Typically, we look at how changes in cost sharing affect patient demand. However, rules regarding patient cost sharing also influence life sciences firms’ decisions about what price they should use for their products. A paper by Herr and Suppliet (2017) looks at the effect of changing cost-sharing rules in Germany in their latest paper.
The study first reviews how drug prices are set in Germany.
…drug prices are uniform across all pharmacies and the same co-payment scheme applies to all those who are publicly insured. Pharmacists receive reimbursements directly from the health insurance companies, namely a fixed fee per package plus a fraction of the drug’s price (3 percent)…In general, drug co-payments in Germany are defined as 10 per-cent of the pharmacy’s selling price (or the reference price if the price lies above) with a minimum of €5 and a maximum of €10, plus the difference between that and the reference price, if applicable.
The authors discuss how the use of copayment exemption levels (CEL) affect demand for pharmaceuticals. These CELs are a set price, below which patients do not have to pay a copayment for these pharmaceuticals. The CEL depends on the reference price which is set at the 30th percentile of the prior year’s prices for drugs within a specific therapeutic basket. Most generics (99%) and brands (77%) are set below this reference price.

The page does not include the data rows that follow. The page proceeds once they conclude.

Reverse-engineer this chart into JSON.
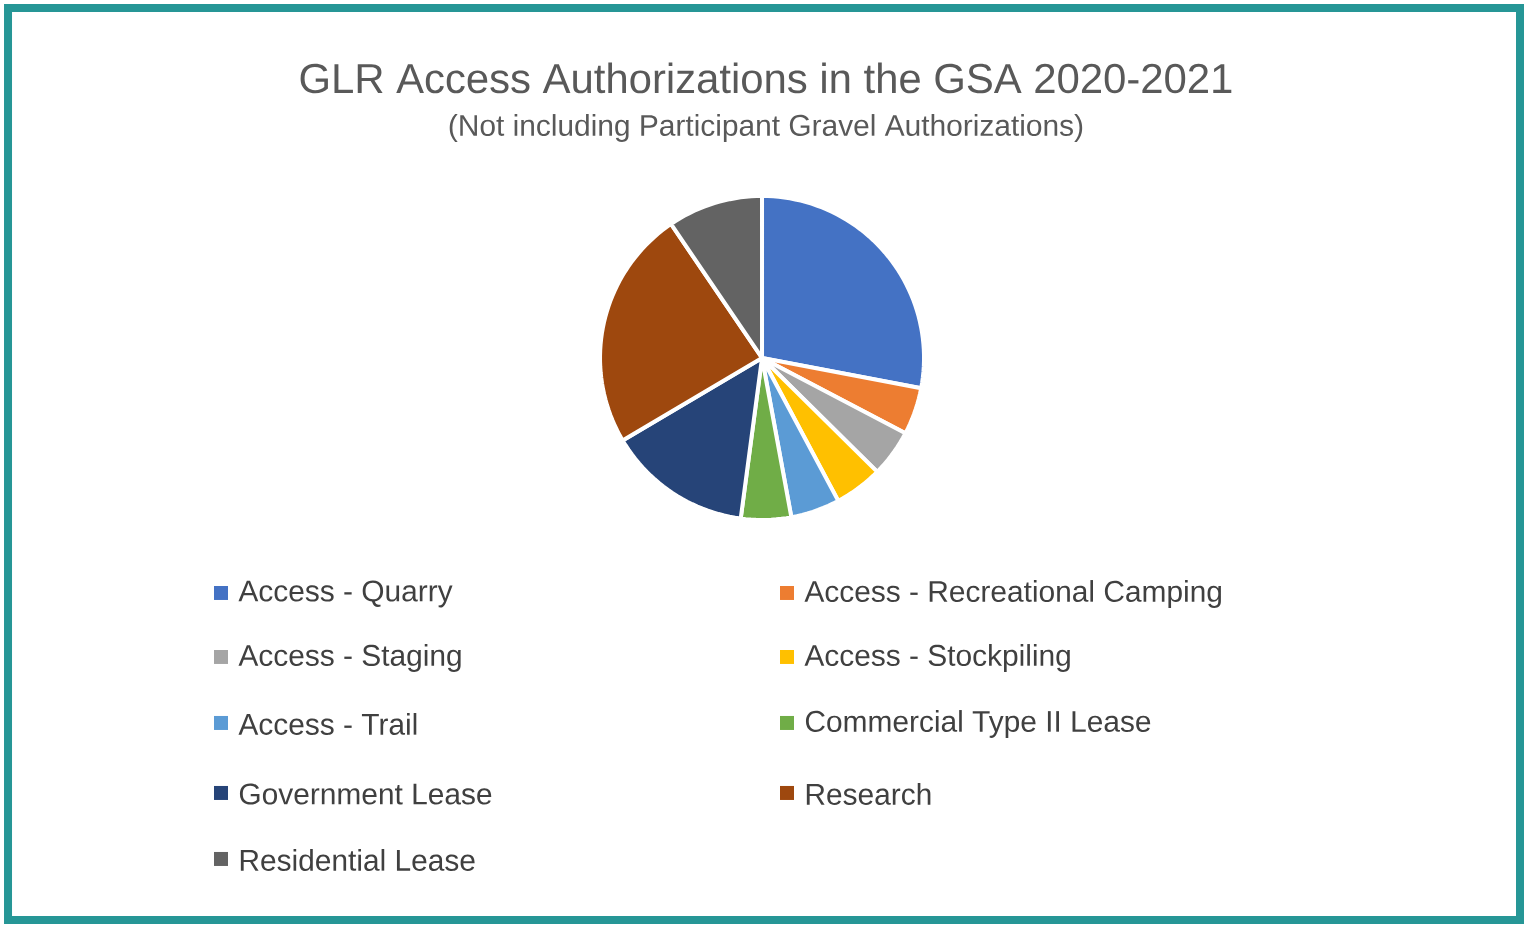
{
  "chart_data": {
    "type": "pie",
    "title": "GLR Access Authorizations in the GSA 2020-2021",
    "subtitle": "(Not including Participant Gravel Authorizations)",
    "categories": [
      "Access - Quarry",
      "Access - Recreational Camping",
      "Access - Staging",
      "Access - Stockpiling",
      "Access - Trail",
      "Commercial Type II Lease",
      "Government Lease",
      "Research",
      "Residential Lease"
    ],
    "values": [
      28,
      4.7,
      4.7,
      4.8,
      4.9,
      5,
      14.4,
      24,
      9.5
    ],
    "colors": [
      "#4472c4",
      "#ed7d31",
      "#a5a5a5",
      "#ffc000",
      "#5b9bd5",
      "#70ad47",
      "#264478",
      "#9e480e",
      "#636363"
    ],
    "legend": "bottom"
  }
}
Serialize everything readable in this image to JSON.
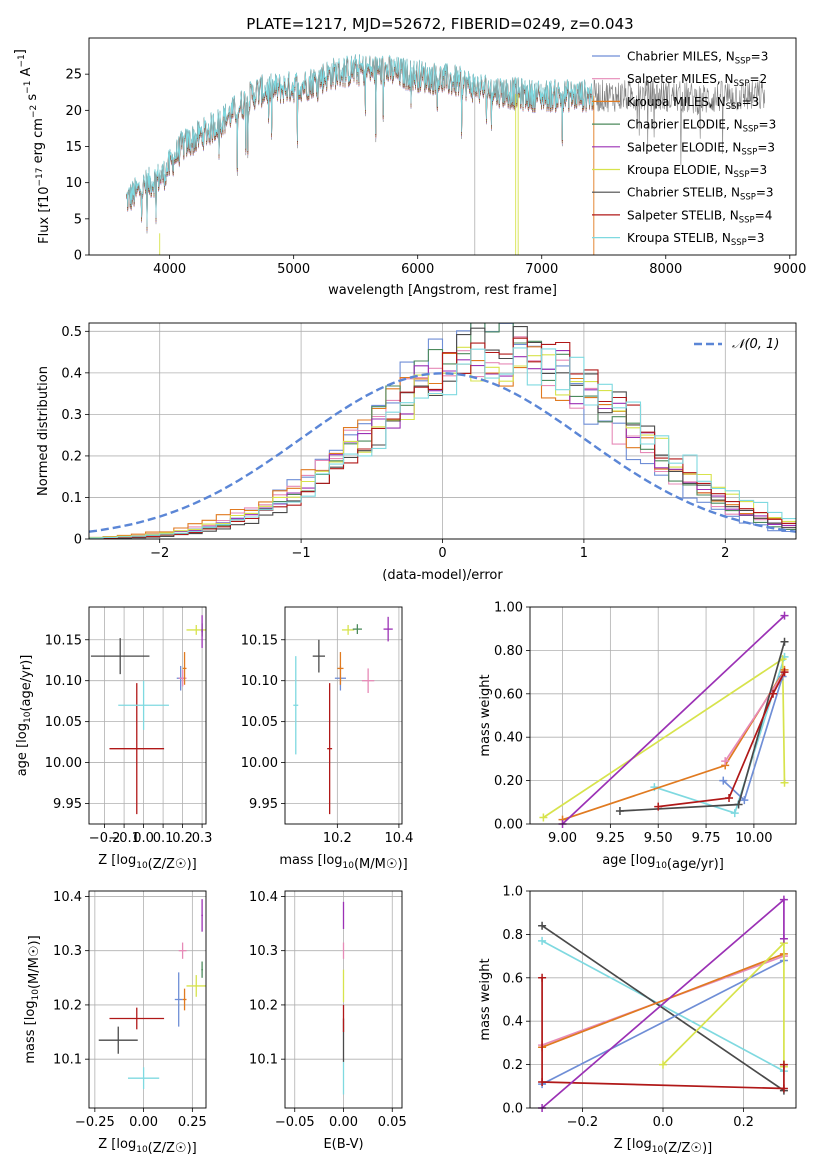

The authors attempt to measure the causal effect of prices on demand using a difference-in-differences approach that using the sequential introduction of the CEL across different therapeutic groups as the source of variability. The key assumption for the difference-in-difference approach is that the timing of the introduction of CEL is exogenous, in other words, the CEL was not applied to therapeutic classes where drug prices were rising or falling more or less quickly in a systematic way. The authors also use a 2SLS with instruments on the supply side of packaging costs (i.e., the cost of paper, plastic, and ink) and the introduction of CEL as a demand side instrument.
In their empirical case study, the authors use a nested logit to model demand for anti-epileptics drugs. The authors find that:
…the introduction of tiered co-payments leads to decreasing drug prices and to market segmentation in the German reference price market…The policy has a negative effect of 5 percent on generic prices while brand-name drugs’ prices increase by 4 percent due to the new regulation. This pattern is similar to the price increases of brand-name drugs after generic entry,the “generic competition paradox”.
- Herr, Annika, and Moritz Suppliet. “Tiered co-payments, pricing, and demand in reference price markets for pharmaceuticals.” Journal of health economics 56 (2017): 19-29.